Par Thierry Souccar - Journaliste et auteur scientifique, directeur de laNutrition.fr Publié le 16/03/2016 Mis à jour le 10/03/2017
Deux initiatives, l'une en France, l'autre en Grande-Bretagne entendent s'opposer au marketing effréné de l'industrie pharmaceutique dans sa promotion de médicaments inefficaces et toxiques. Vous pouvez vous y joindre.

Les lignes bougent dans les corps médical et associatif pour dénoncer certaines pratiques de l’industrie pharmaceutique. En France, l’Association internationale pour une médecine scientifique indépendante (AIMSIB, voir plus loin) voit le jour. Et de l’autre côté de la Manche, Sir Richard Thompson, ancien président du Collège royal des médecins britanniques, médecin personnel de la Reine pendant 21 ans, a demandé le 23 février 2016 une enquête publique urgente sur plusieurs médicaments et sur les pratiques des laboratoires pharmaceutiques.

Ce médecin fait partie d'un groupe de six spécialistes éminents qui, aujourd'hui, mettent en garde contre l'influence des compagnies pharmaceutiques. Aux côtés de Sir Richard Thompson on trouve le Dr Aseem Malhotra, cardiologue et conseiller du National Heath Service, le professeur John Ashton, président de la Faculté de santé publique, le Dr JS Bamrah, directeur des services de psychiatrie de Manchester, le Dr Rita Redberg, rédacteur en chef de la revue médicale JAMA médecine interne, et le Pr James McCormack, professeur de pharmacologie à l’Université de Colombie Britannique (Canada).

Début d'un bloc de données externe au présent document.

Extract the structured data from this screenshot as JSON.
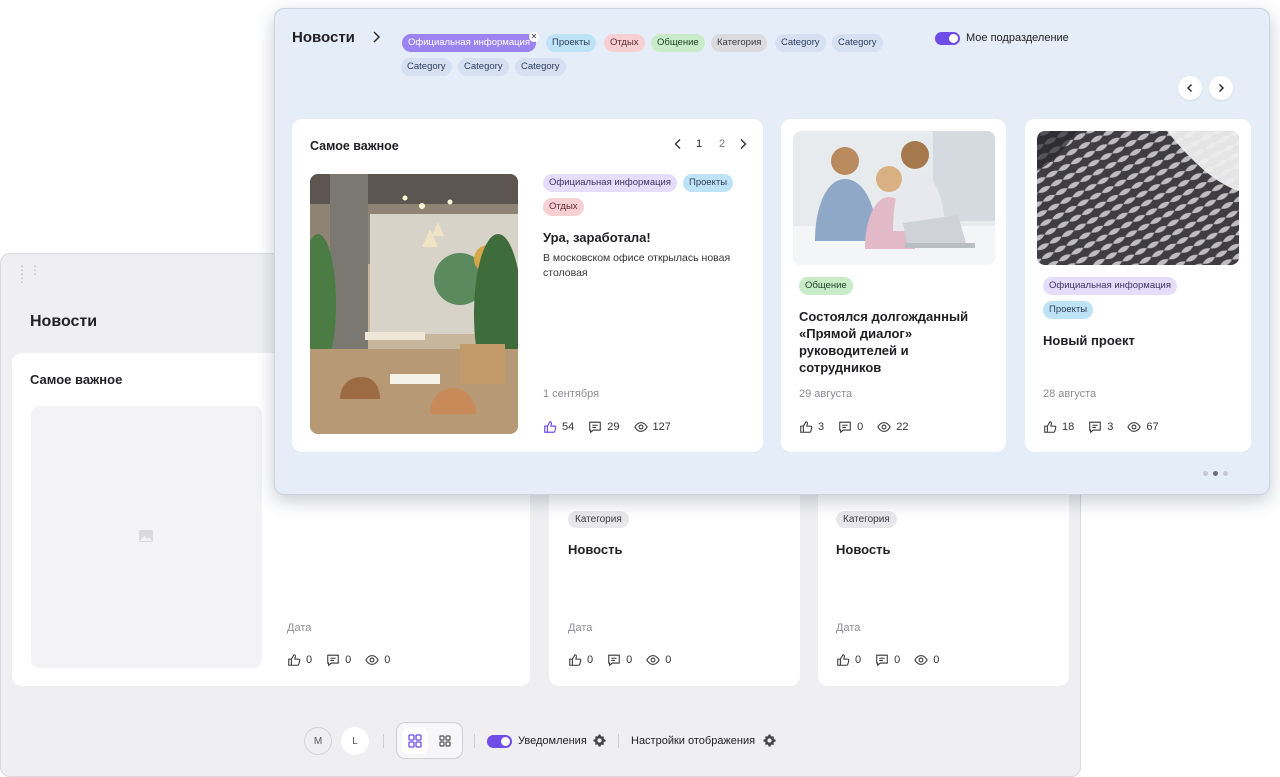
{
  "back": {
    "title": "Новости",
    "featured_title": "Самое важное",
    "main_card": {
      "date": "Дата",
      "likes": "0",
      "comments": "0",
      "views": "0"
    },
    "cards": [
      {
        "category": "Категория",
        "title": "Новость",
        "date": "Дата",
        "likes": "0",
        "comments": "0",
        "views": "0"
      },
      {
        "category": "Категория",
        "title": "Новость",
        "date": "Дата",
        "likes": "0",
        "comments": "0",
        "views": "0"
      }
    ],
    "controls": {
      "size_m": "M",
      "size_l": "L",
      "notifications_label": "Уведомления",
      "display_settings_label": "Настройки отображения"
    }
  },
  "front": {
    "title": "Новости",
    "filter_tags": [
      "Официальная информация",
      "Проекты",
      "Отдых",
      "Общение",
      "Категория",
      "Category",
      "Category",
      "Category",
      "Category",
      "Category"
    ],
    "toggle_label": "Мое подразделение",
    "featured": {
      "heading": "Самое важное",
      "pager": [
        "1",
        "2"
      ],
      "tags": [
        "Официальная информация",
        "Проекты",
        "Отдых"
      ],
      "title": "Ура, заработала!",
      "description": "В московском офисе открылась новая столовая",
      "date": "1 сентября",
      "likes": "54",
      "comments": "29",
      "views": "127"
    },
    "cards": [
      {
        "tags": [
          "Общение"
        ],
        "title": "Состоялся долгожданный «Прямой диалог» руководителей и сотрудников",
        "date": "29 августа",
        "likes": "3",
        "comments": "0",
        "views": "22"
      },
      {
        "tags": [
          "Официальная информация",
          "Проекты"
        ],
        "title": "Новый проект",
        "date": "28 августа",
        "likes": "18",
        "comments": "3",
        "views": "67"
      }
    ]
  },
  "colors": {
    "accent": "#6f4be8",
    "front_panel_bg": "#e4edf8",
    "back_panel_bg": "#efeff1"
  }
}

Pour Sir Richard Thompson, «le moment est venu de conduire une enquête publique complète et transparente sur la façon dont la preuve de l'efficacité des médicaments est obtenue et publiée. »

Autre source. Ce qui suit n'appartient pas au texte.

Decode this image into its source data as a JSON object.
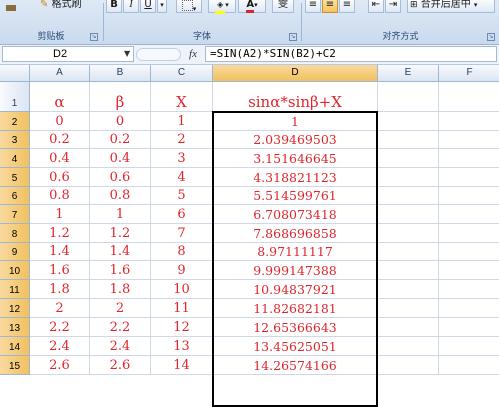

Ces spécialistes soulignent que la prescription généralisée de médicaments peu efficaces et toxiques coûte des centaines de milliers de vies à travers le monde, et que du fait des conflits d’intérêt, les médecins comme les patients sont mal informés, au Royaume-Uni comme ailleurs.

Sir Richard Thompson s’appuie entre autres sur l’analyse éloquente des essais cliniques sur les statines (anticholestérol) que viennent de publier les Drs Michel de Lorgeril et Mikael Rabaeus dans le Journal of Controversies in Medical Research.

Ces médecins rappellent que les autorités sanitaires ont imposé de nouvelles règles de conduite des essais cliniques (RCT), plus rigoureuses, en 2005/2006. Les études miraculeuses publiées avant cette date étant « vraisemblablement biaisées », ils ont identifié 4 RCT à partir de 2006, tous portant sur la rosuvastatine (contre placebo) dans la prévention des complications cardiovasculaires. Conclusion : la rosuvastatine n’a aucun intérêt chez les patients ayant déjà eu un infarctus ou un autre trouble cardiovasculaire et son efficacité chez les patients en bonne santé est impossible à établir. De plus, les statines sont inefficaces chez les diabétiques, les insuffisants cardiaques et les insuffisants rénaux. Et leur usage augmente le risque de diabète.

De Lorgeril et Rabaeus, tout comme Sir Richard Thompson appellent à une réanalyse complète des données brutes sur les statines. « Nous sommes très inquiets à propos de ces médicaments, dit le Pr Thompson, et en particulier de leurs effets secondaires dont les données ont, semble-t-il, été cachées sous le tapis. Nous devons regarder avec circonspection les études sur les statines, et si nous avons tort de les prescrire si largement, comme c’est le cas aujourd’hui, nous devons prendre la parole et dire que nous sommes désolés. »  

En 2014, les autorités sanitaires britanniques ont abaissé les critères de prescription des statines pour encourager les médecins à les proposer à un plus grand nombre de patients. Mais il est apparu que 6 des 12 membres du panel à l’origine de cette décision étaient liés à l’industrie pharmaceutique.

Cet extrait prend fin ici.